U.S. Spends $23 Million on Culturally, Linguistically Diverse COVID-19 Outreach for Minorities

Judicial Watch, May 5, 2020

Dealing with a devastated economy and the worst unemployment crisis in history, the U.S. government is quietly spending $23 million on “culturally and linguistically diverse” COVID-19 outreach and education in racial and ethnic minority and disadvantaged communities. The goal is to develop a national and statewide network of public and community-based organizations that will help mitigate the virus’s disproportionate impact among that demographic, according to one of the recently published grant announcements. A separate allocation will revive an Obama-era program that gave leftist groups tens of millions of dollars to help poor, minority and indigenous communities attain “environmental justice.” Under that project the Environmental Protection Agency (EPA) will reopen the State Environmental Justice Cooperative Agreement Program (SEJCA) to help “underserved communities” and “vulnerable populations” deal with COVID-19.

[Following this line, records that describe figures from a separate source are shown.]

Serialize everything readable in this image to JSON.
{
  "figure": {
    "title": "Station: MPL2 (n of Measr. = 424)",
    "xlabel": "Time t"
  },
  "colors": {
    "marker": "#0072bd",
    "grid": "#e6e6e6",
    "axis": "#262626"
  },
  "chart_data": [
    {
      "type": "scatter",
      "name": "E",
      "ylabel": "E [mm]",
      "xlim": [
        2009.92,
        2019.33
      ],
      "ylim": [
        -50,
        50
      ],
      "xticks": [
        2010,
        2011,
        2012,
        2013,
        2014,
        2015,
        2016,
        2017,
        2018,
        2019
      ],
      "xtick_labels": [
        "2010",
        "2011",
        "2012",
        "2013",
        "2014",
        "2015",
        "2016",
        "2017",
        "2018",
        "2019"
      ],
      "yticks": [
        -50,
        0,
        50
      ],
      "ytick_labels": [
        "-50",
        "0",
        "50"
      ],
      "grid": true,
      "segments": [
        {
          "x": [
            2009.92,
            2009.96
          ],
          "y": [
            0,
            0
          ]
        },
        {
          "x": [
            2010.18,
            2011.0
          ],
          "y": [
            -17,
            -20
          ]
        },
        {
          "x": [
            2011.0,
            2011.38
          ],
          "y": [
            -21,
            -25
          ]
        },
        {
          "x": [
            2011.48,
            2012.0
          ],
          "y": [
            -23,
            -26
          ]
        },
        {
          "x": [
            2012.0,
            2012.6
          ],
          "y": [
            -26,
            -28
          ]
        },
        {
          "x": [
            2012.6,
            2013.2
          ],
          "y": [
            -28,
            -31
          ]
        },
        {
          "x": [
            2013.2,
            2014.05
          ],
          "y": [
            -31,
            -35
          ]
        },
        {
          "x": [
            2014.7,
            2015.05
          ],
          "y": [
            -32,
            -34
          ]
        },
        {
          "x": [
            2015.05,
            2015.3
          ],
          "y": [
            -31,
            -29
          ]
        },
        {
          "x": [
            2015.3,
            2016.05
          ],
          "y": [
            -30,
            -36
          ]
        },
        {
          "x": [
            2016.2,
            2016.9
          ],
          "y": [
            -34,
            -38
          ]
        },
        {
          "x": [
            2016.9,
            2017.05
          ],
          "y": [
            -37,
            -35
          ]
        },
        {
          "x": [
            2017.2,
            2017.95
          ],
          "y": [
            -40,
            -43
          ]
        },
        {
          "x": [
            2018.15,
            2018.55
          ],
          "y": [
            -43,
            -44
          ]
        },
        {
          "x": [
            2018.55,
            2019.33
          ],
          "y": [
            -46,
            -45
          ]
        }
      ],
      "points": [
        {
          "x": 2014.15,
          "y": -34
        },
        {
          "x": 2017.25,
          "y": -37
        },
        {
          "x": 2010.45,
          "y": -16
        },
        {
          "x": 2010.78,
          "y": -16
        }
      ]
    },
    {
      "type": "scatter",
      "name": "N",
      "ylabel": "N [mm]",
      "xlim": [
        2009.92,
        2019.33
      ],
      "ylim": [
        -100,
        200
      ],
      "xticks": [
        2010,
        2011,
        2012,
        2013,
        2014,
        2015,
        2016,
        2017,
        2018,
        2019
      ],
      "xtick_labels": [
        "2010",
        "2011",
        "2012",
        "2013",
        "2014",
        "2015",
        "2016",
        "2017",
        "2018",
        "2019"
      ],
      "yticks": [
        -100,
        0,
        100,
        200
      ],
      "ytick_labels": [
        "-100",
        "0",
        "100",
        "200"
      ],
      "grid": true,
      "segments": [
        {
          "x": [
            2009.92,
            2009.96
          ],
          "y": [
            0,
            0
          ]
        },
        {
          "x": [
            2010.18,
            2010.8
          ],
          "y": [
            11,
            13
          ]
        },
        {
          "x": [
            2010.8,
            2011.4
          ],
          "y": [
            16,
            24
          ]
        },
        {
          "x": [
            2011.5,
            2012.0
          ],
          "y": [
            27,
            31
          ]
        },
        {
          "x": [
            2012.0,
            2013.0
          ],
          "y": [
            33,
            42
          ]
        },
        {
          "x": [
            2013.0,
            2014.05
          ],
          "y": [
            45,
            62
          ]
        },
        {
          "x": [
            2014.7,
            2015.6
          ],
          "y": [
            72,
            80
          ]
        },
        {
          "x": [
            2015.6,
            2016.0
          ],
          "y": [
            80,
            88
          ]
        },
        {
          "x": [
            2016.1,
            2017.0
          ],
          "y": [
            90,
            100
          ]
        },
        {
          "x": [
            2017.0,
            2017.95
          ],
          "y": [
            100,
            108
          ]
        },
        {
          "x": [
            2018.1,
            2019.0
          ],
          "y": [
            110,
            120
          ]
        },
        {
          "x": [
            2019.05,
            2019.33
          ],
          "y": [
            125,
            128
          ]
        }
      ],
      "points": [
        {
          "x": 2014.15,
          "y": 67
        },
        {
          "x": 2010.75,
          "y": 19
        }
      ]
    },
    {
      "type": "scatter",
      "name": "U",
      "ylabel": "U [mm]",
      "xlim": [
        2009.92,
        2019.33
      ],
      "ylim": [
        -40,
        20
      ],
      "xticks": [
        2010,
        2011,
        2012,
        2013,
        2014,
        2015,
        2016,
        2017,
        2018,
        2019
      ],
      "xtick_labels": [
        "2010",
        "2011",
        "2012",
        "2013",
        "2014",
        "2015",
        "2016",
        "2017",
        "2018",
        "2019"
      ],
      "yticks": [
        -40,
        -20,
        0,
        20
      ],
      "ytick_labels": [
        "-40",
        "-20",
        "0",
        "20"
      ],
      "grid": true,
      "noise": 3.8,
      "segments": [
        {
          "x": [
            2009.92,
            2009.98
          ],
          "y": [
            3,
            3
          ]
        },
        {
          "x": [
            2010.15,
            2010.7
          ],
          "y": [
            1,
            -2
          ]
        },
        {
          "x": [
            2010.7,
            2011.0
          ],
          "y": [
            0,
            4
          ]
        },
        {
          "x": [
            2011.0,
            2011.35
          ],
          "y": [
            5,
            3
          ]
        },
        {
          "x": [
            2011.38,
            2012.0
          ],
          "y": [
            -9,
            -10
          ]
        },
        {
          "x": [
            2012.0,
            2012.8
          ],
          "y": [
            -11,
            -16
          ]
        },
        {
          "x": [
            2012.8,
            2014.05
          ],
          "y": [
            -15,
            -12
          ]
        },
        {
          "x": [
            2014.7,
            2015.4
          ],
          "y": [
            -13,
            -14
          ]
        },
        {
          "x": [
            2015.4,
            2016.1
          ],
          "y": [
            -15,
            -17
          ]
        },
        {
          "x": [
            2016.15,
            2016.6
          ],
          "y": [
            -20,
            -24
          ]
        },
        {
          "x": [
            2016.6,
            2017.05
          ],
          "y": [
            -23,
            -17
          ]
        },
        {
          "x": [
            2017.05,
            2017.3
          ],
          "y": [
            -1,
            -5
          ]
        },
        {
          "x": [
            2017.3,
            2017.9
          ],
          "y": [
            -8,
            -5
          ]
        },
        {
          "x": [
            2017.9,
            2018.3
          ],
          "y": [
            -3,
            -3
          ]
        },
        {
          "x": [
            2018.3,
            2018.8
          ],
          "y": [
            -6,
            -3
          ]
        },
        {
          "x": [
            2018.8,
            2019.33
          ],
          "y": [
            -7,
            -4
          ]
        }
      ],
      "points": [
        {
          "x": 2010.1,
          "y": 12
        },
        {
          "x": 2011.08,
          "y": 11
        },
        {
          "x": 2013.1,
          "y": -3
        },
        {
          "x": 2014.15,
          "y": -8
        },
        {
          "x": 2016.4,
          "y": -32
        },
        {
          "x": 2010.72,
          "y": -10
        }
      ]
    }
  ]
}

The biggest chunk of money, $22 million, will come from the Department of Health and Human Services (HHS), which just launched a National Infrastructure for Mitigating the Impact of COVID-19 within Racial and Ethnic Minority Communities. The agency’s Office of Minority Health (OMH) will dole out the cash to “community-based organizations” that are considered “trusted and usual information sources for racial and ethnic minority, rural and disadvantaged communities.” The organizations, most likely leftist groups, will use the taxpayer dollars to “disseminate effective response, recovery and resilience strategies and ensure service linkages for racial and ethnic minority, rural and disadvantaged communities hardest hit by the COVID-19 pandemic.” This includes identifying areas with minority and disadvantaged people at substantially greater risk of contracting the virus and adverse outcomes due to prevalence of underlying health conditions such as  hypertension, heart disease, diabetes, obesity, asthma, and COPD/lung disease as well as structural and systemic barriers to physical distancing and challenges to accessing healthcare and social services. The money will flow for up to three years so the community groups can document and distribute “lessons learned” and other findings.